Parecchi membri dello staff alzarono lo sguardo nel vederlo. Herney li salutò con un cenno della mano chiamandoli per nome a uno a uno. Le risposte, ancorché educate, furono sommesse e accompagnate da sorrisi forzati.
«Buongiorno, signor presidente.»
«È un piacere rivederla, signor presidente.»
«Buona giornata, signore.»
Si avviò verso il suo ufficio accompagnato da mormorii alle spalle. Era in corso un'insurrezione all'interno della Casa Bianca. Nelle ultime due settimane, il malcontento al 1600 di Pennsylvania Avenue era cresciuto a tal punto che Herney cominciava a sentirsi il capitano Bligh, alla testa di una nave in difficoltà con un equipaggio pronto all'ammutinamento.

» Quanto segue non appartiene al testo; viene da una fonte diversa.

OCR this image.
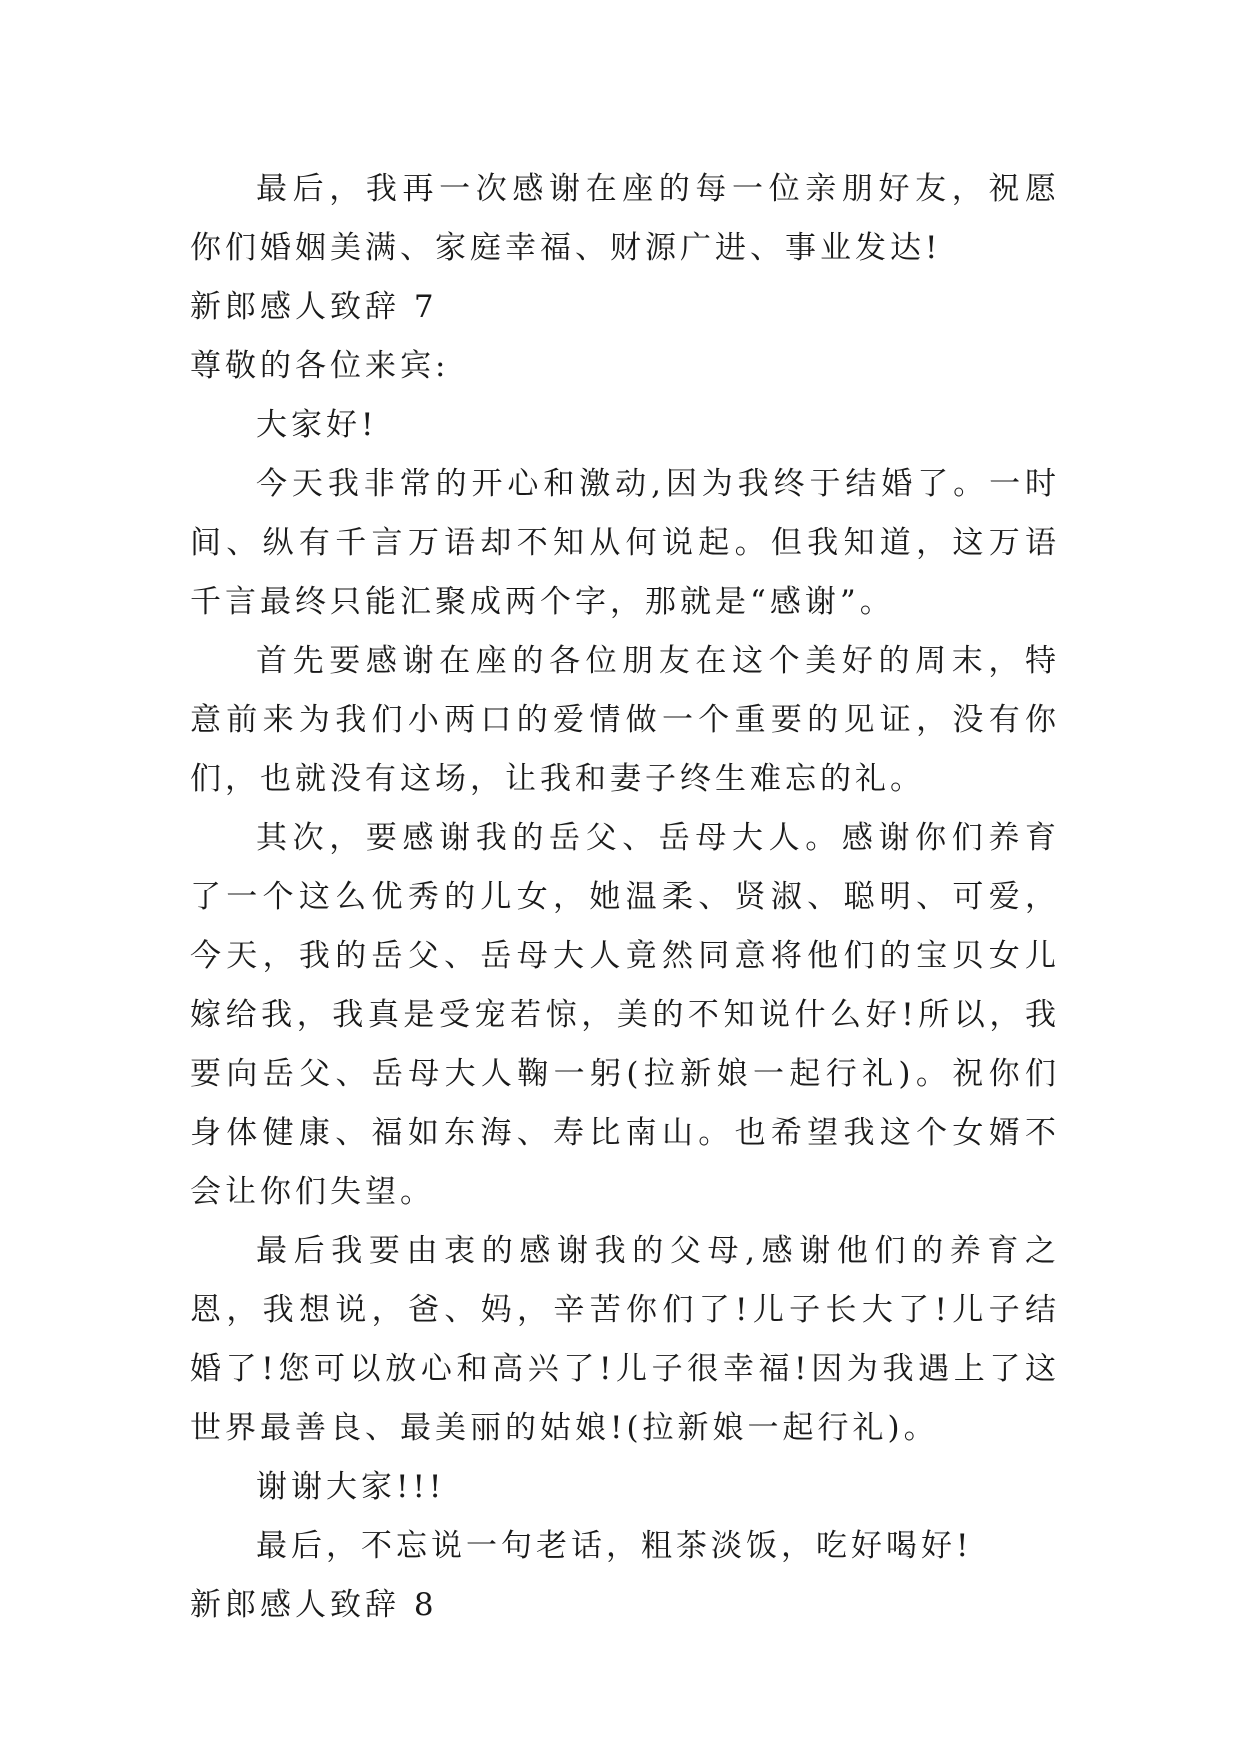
最后，我再一次感谢在座的每一位亲朋好友，祝愿你们婚姻美满、家庭幸福、财源广进、事业发达!

新郎感人致辞 7

尊敬的各位来宾:

大家好!

今天我非常的开心和激动,因为我终于结婚了。一时间、纵有千言万语却不知从何说起。但我知道，这万语千言最终只能汇聚成两个字，那就是“感谢”。

首先要感谢在座的各位朋友在这个美好的周末，特意前来为我们小两口的爱情做一个重要的见证，没有你们，也就没有这场，让我和妻子终生难忘的礼。

其次，要感谢我的岳父、岳母大人。感谢你们养育了一个这么优秀的儿女，她温柔、贤淑、聪明、可爱，今天，我的岳父、岳母大人竟然同意将他们的宝贝女儿嫁给我，我真是受宠若惊，美的不知说什么好!所以，我要向岳父、岳母大人鞠一躬(拉新娘一起行礼)。祝你们身体健康、福如东海、寿比南山。也希望我这个女婿不会让你们失望。

最后我要由衷的感谢我的父母,感谢他们的养育之恩，我想说，爸、妈，辛苦你们了!儿子长大了!儿子结婚了!您可以放心和高兴了!儿子很幸福!因为我遇上了这世界最善良、最美丽的姑娘!(拉新娘一起行礼)。

谢谢大家!!!

最后，不忘说一句老话，粗茶淡饭，吃好喝好!

新郎感人致辞 8
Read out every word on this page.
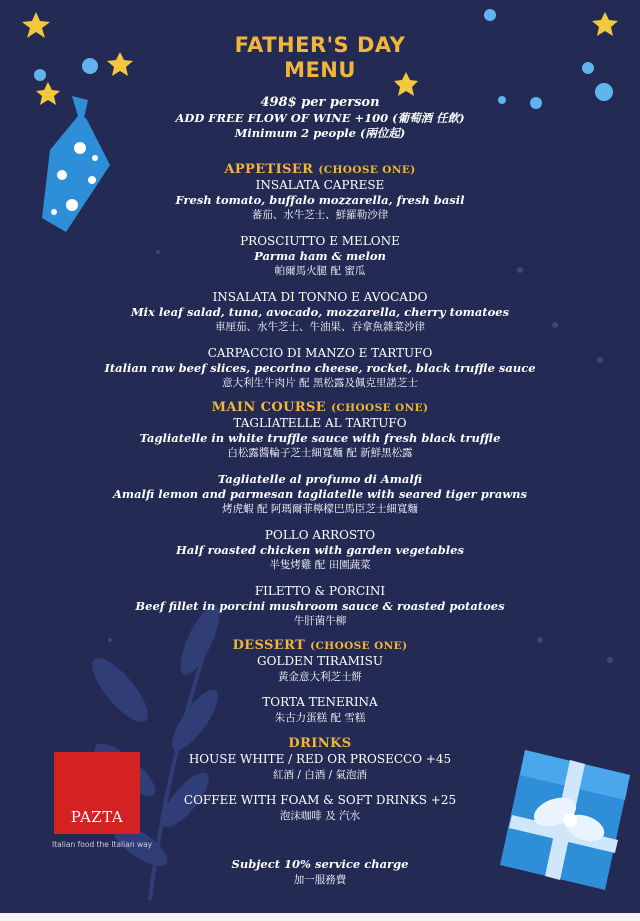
FATHER'S DAY
MENU
498$ per person
ADD FREE FLOW OF WINE +100 (葡萄酒 任飲)
Minimum 2 people (兩位起)
APPETISER (CHOOSE ONE)
INSALATA CAPRESE
Fresh tomato, buffalo mozzarella, fresh basil
蕃茄、水牛芝士、鮮羅勒沙律
PROSCIUTTO E MELONE
Parma ham & melon
帕爾馬火腿 配 蜜瓜
INSALATA DI TONNO E AVOCADO
Mix leaf salad, tuna, avocado, mozzarella, cherry tomatoes
車厘茄、水牛芝士、牛油果、吞拿魚雜菜沙律
CARPACCIO DI MANZO E TARTUFO
Italian raw beef slices, pecorino cheese, rocket, black truffle sauce
意大利生牛肉片 配 黑松露及佩克里諾芝士
MAIN COURSE (CHOOSE ONE)
TAGLIATELLE AL TARTUFO
Tagliatelle in white truffle sauce with fresh black truffle
白松露醬輪子芝士細寬麵 配 新鮮黑松露
Tagliatelle al profumo di Amalfi
Amalfi lemon and parmesan tagliatelle with seared tiger prawns
烤虎蝦 配 阿瑪爾菲檸檬巴馬臣芝士細寬麵
POLLO ARROSTO
Half roasted chicken with garden vegetables
半隻烤雞 配 田園蔬菜
FILETTO & PORCINI
Beef fillet in porcini mushroom sauce & roasted potatoes
牛肝菌牛柳
DESSERT (CHOOSE ONE)
GOLDEN TIRAMISU
黃金意大利芝士餅
TORTA TENERINA
朱古力蛋糕 配 雪糕
DRINKS
HOUSE WHITE / RED OR PROSECCO +45
紅酒 / 白酒 / 氣泡酒
COFFEE WITH FOAM & SOFT DRINKS +25
泡沫咖啡 及 汽水
Subject 10% service charge
加一服務費
PAZTA
Italian food the Italian way
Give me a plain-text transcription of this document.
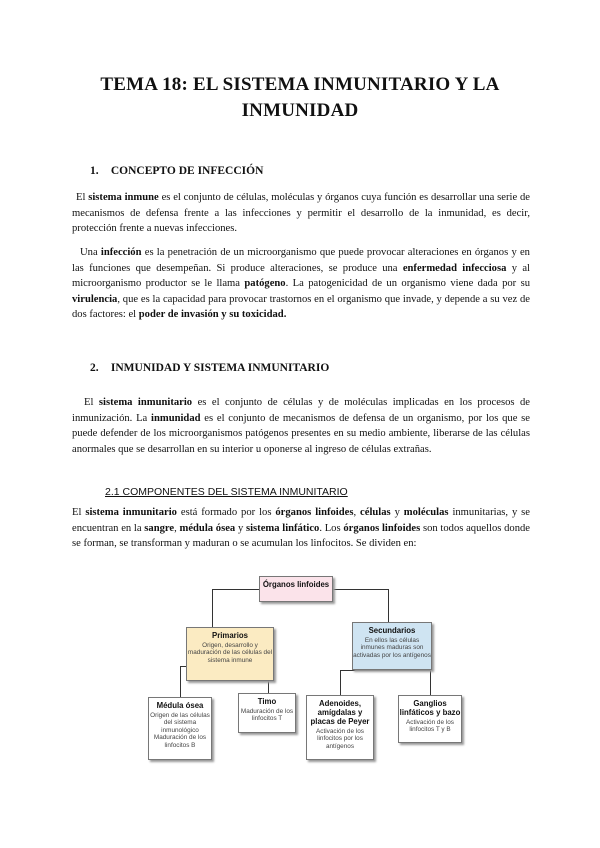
TEMA 18: EL SISTEMA INMUNITARIO Y LA INMUNIDAD
1. CONCEPTO DE INFECCIÓN
El sistema inmune es el conjunto de células, moléculas y órganos cuya función es desarrollar una serie de mecanismos de defensa frente a las infecciones y permitir el desarrollo de la inmunidad, es decir, protección frente a nuevas infecciones.
Una infección es la penetración de un microorganismo que puede provocar alteraciones en órganos y en las funciones que desempeñan. Si produce alteraciones, se produce una enfermedad infecciosa y al microorganismo productor se le llama patógeno. La patogenicidad de un organismo viene dada por su virulencia, que es la capacidad para provocar trastornos en el organismo que invade, y depende a su vez de dos factores: el poder de invasión y su toxicidad.
2. INMUNIDAD Y SISTEMA INMUNITARIO
El sistema inmunitario es el conjunto de células y de moléculas implicadas en los procesos de inmunización. La inmunidad es el conjunto de mecanismos de defensa de un organismo, por los que se puede defender de los microorganismos patógenos presentes en su medio ambiente, liberarse de las células anormales que se desarrollan en su interior u oponerse al ingreso de células extrañas.
2.1 COMPONENTES DEL SISTEMA INMUNITARIO
El sistema inmunitario está formado por los órganos linfoides, células y moléculas inmunitarias, y se encuentran en la sangre, médula ósea y sistema linfático. Los órganos linfoides son todos aquellos donde se forman, se transforman y maduran o se acumulan los linfocitos. Se dividen en:
Órganos linfoides
Primarios
Origen, desarrollo y maduración de las células del sistema inmune
Secundarios
En ellos las células inmunes maduras son activadas por los antígenos
Médula ósea
Origen de las células del sistema inmunológico Maduración de los linfocitos B
Timo
Maduración de los linfocitos T
Adenoides, amígdalas y placas de Peyer
Activación de los linfocitos por los antígenos
Ganglios linfáticos y bazo
Activación de los linfocitos T y B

Non biasimava i suoi collaboratori, che avevano lavorato fino a ore impossibili per la campagna elettorale e in quel momento, all'improvviso, avevano l'impressione che lui stesse mancando la palla.
"Capiranno presto" si disse. "Presto tornerò a essere il loro eroe."
Gli dispiaceva tenere all'oscuro il suo staff tanto a lungo, ma la riservatezza era troppo importante. E quando si trattava di mantenere un segreto la Casa Bianca era nota come la nave più piena di falle di tutta Washington.
Nella sala d'attesa davanti allo Studio Ovale, Herney salutò calorosamente la segretaria. «Ha un ottimo aspetto stamattina, Dolores.»
«Anche lei, signore» rispose, osservando l'abbigliamento sportivo con malcelata disapprovazione.